Die Gerichtsentscheidung zugunsten von Joram Kaniuk hat die säkularen Israelis ermutigt. Vor einer Woche trafen sich 200 Religionskritiker in einem leer stehenden Gebäude am Rothschild Boulevard in Tel Aviv – dort, wo von Juli bis September die Zeltstadt der Sozialprotestbewegung gestanden hatte. Ermutigt vom Erfolg der Protestdemonstrationen gegen hohe Preise und hohe Mieten forderten sie die Trennung von Staat und Religion. Sie unterzeichneten eine Erklärung, in der sie das Innenministerium auffordern, sie als "religionslos" registrieren zu lassen – wie Joram Kaniuk. Dessen Schriftstellerkollege Oded Carmeli versteht nicht, dass nach der Entscheidung im Fall Kaniuk jeder diese Eintragung noch einmal vor Gericht erstreiten muss.

"Jeder Mensch, der sich nach seinem Gewissen und seiner Sichtweise definieren möchte, muss sich an das Gericht wenden, Rechnungen bezahlen und einen Anwalt nehmen. Das kann Tausende Schekel kosten."

Oded Carmeli, 26 Jahre alt, findet, mit der Bewegung der Religionslosen sei ein "erster Riss in der Wand" des religionsorientierten Staates Israel entstanden.

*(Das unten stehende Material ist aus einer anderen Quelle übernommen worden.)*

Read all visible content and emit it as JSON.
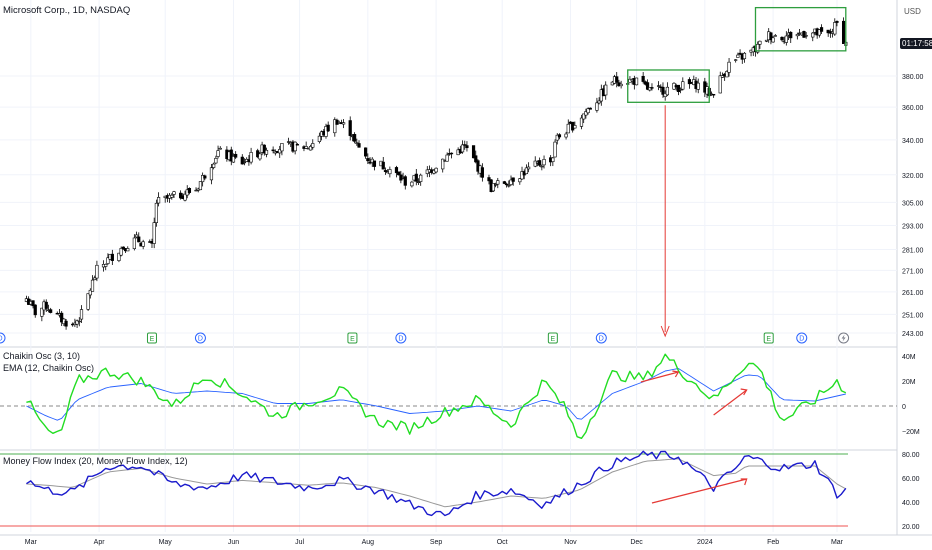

"Ich hoffe, dass es etwas bewegen wird. Es ist ein Riss in der Wand. Es ist durchaus ein Riss in der Wand, wenn sich zwei Nichtreligiöse für eine standesamtliche Heirat eintragen. Diese Situation wird das ganze System herausfordern."

Es ist kein Zufall, dass die säkularen Israelis gerade jetzt den Religiösen mit neuem Selbstbewusstsein entgegentreten. Denn es war eine der zentralen Forderungen der Sozialprotestbewegung, die Privilegien der Religiösen im Staat abzuschaffen. Die Massenbewegung hat viele ermutigt, ihre Kritik an allen möglichen Grundfesten des Staates laut zu äußern.

"Heute gibt es nicht nur in Israel, sondern auch in New York einen Widerstand von Leuten, die sagen, dass die Politiker sie betrügen, dass die großen Redner sie betrügen. Das gilt auch im Blick auf das Rabbinat und alles andere auch. Wenn wir bei dem Beispiel in Israel bleiben, dann denke ich daran, dass die Zeltproteste mit nur zwei Zelten begonnen haben und auf 500 000 angewachsen sind. 500.000 – das ist eine große Zahl, und es handelt sich hauptsächlich um junge Leute, die sich mehr Freiheit wünschen und um diejenigen, die sich aussuchen möchten, wen sie heiraten."

Joram Kaniuk sieht die gesamte Sozialprotestbewegung als potenzielle Unterstützung für sein Projekt: für einen aufgeklärten jüdischen Staat, in dem jeder selbst entscheiden darf, ob er sich auch religiös als Jude versteht – oder nicht.